Glenn is also dating Marjorie Taylor Greene, whom I have begun to think is better understood more as a one-woman social media platform than a congressional representative.
MTG is so adept at search engine optimization and social media vitality, I’ve started to wonder if she began pushing for space lasers on the southern border just to push her “Jewish space lasers” comment onto page two of search engine results and therefore out of the public memory, like Boris Johnson attempted with his red Brexit bus.
This personal brand-focused politics further fractures the feedback loop between policy and electoral politics. Legislators are now more likely to boost their electoral chances not by advancing in the party or passing legislation voters want, but by making otherwise nonsensical “big moves” against each other, like Survivor superfans building their tribal “resume.”
The Joe Rogan Show, which Ad Fontes classifies as slightly right of center and generally untrustworthy, spent over three hours last month hosting Tucker Carlson (“interview” is too strong a word here, I think). I made it through about thirty minutes, during which I learned Carlson believes Rogan’s theories about UFOs are mistaken; they are actually spiritual phenomena of some kind.
Incredibly, Carlson—whose claims about the 2020 election cost him his job and Fox News $787 million—has this to say about lying:
“… lying is bad. It's bad not just in a legal sense, in that it can be illegal to lie, but it's bad for you. It rots you. Being a liar makes you a bad person. When you lie, you are serving evil. There's a moral quality to it that's inescapable and very obvious, and only advanced civilizations ignore that lying is bad.”
The one ideological thread holding these folks together is anti-elitism. In different ways, each believe political elites are unfairly rigging the game against the rest of us.
That—populism—is a powerful force in the history of American politics.

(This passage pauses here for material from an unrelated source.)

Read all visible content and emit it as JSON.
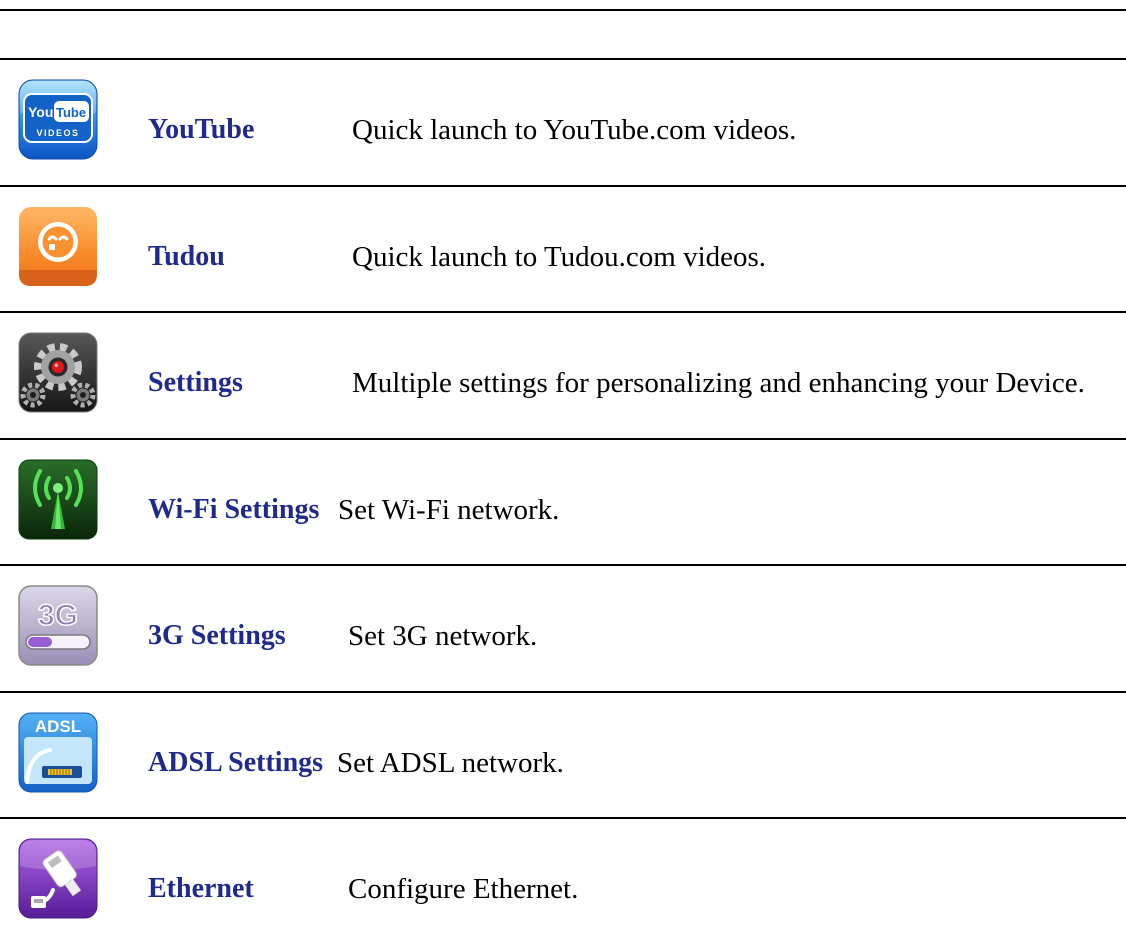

As Thomas Chatterton Williams puts it in a piece about Michael Kirby, we don’t have to accept these authors’ view of the solution to find points of agreement with their diagnosis of some problems:
“… as the internet and social media have allowed us to peer inside our national institutions, there is no denying their stewards have suffered profoundly from the exposure. And yet, I kept asking myself a question and phrasing it to Kirn in different ways: Why can’t we do two things simultaneously? Why can’t we revise our estimation of a decadent and often deceitful ruling class and refuse to downplay the sui generis outrage that is Donald Trump? It is not an acquittal of [the elites] to insist that a second Trump term would be a mistake.”
We can’t build a persuasive, alternate story—one that pulls together Americans frustrated with the direction of the country —unless we listen, even and especially to voices we don't like.